Shenandoah Stables, besides housing the horses of Piatt and those horse owners who chose to board their animals there, had an dirt-floor arena used for horse shows. As May of 1971 unfolded, the dust raised in the arena whenever it was used was enough of a problem for Piatt to decide to have it oiled.
Immediately upon the application of the oil, Piatt noticed that the oil had a powerful acrid odor that stung her eyes. Upon questioning, Lambarth told that the oil contained ‘special stuff’ for ‘special customers’.
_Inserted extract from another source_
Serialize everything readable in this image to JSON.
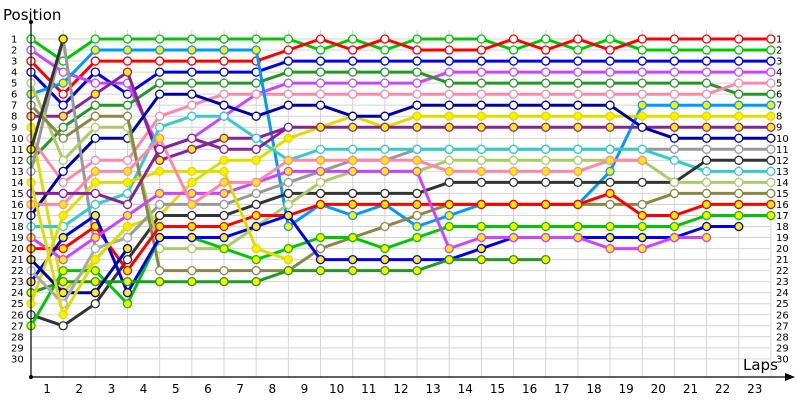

Within the week, Piatt began noticing dead birds in the vicinity of the stables……her cats had lost patches of their fur and developed open lesions in their skin….and Mama cat’s new litter all had died. Then Mama cat died. Soon all twelve of the ‘stable cats’ had died, yowling in agony as their faces swelled and pus oozed from their closed eyelids.
Then Piatt noticed that her daughters Andi and Lori had developed a strange acne – marked by blackheads – on their faces and chests.
As June turned to July, an increasingly uneasy Piatt was stunned to see her beloved horses becoming ill. Her veterinarian, James Evans, was unable to provide anything more than supportive treatment….which did nothing to stop the illness.
The horses began dying. They lost their appetites, had diarrhea, stumbled and fell, developed skin lesions and sores.
Piatt herself became ill. And then in August, six year-old Andi became seriously ill, hemorrhaged blood, and was hospitalized. Over the next several months she lost half her body weight.
The remainder of 1971….and then 1972…….and 1973……..turned into nightmares in which more horses died, Piatt and her daughters got sicker, and Piatt was forced to close the Stables and move. She confronted Russell Bliss about what sort of contaminant might have been present in the oil used to spray the arena at Shenandoah Stables. Bliss denied that the oil was contaminated – as far as he was concerned, it was ‘plain ole waste oil’.
'Killing Horses', which was written entirely by Piatt with no editorial assistance, is not a perfect book. Many of the chapters recounting the demises of one treasured horse or pony or colt after the other are probably going to seem tedious to readers who are not horse lovers.
But the final third of the book, when Piatt and Shenandoah Stables co-owner Frank Hampel begin conducting their own investigation of Bliss's operation, is an interesting - and very alarming - account of how the illicit dumping of toxic chemicals was widespread across Missouri.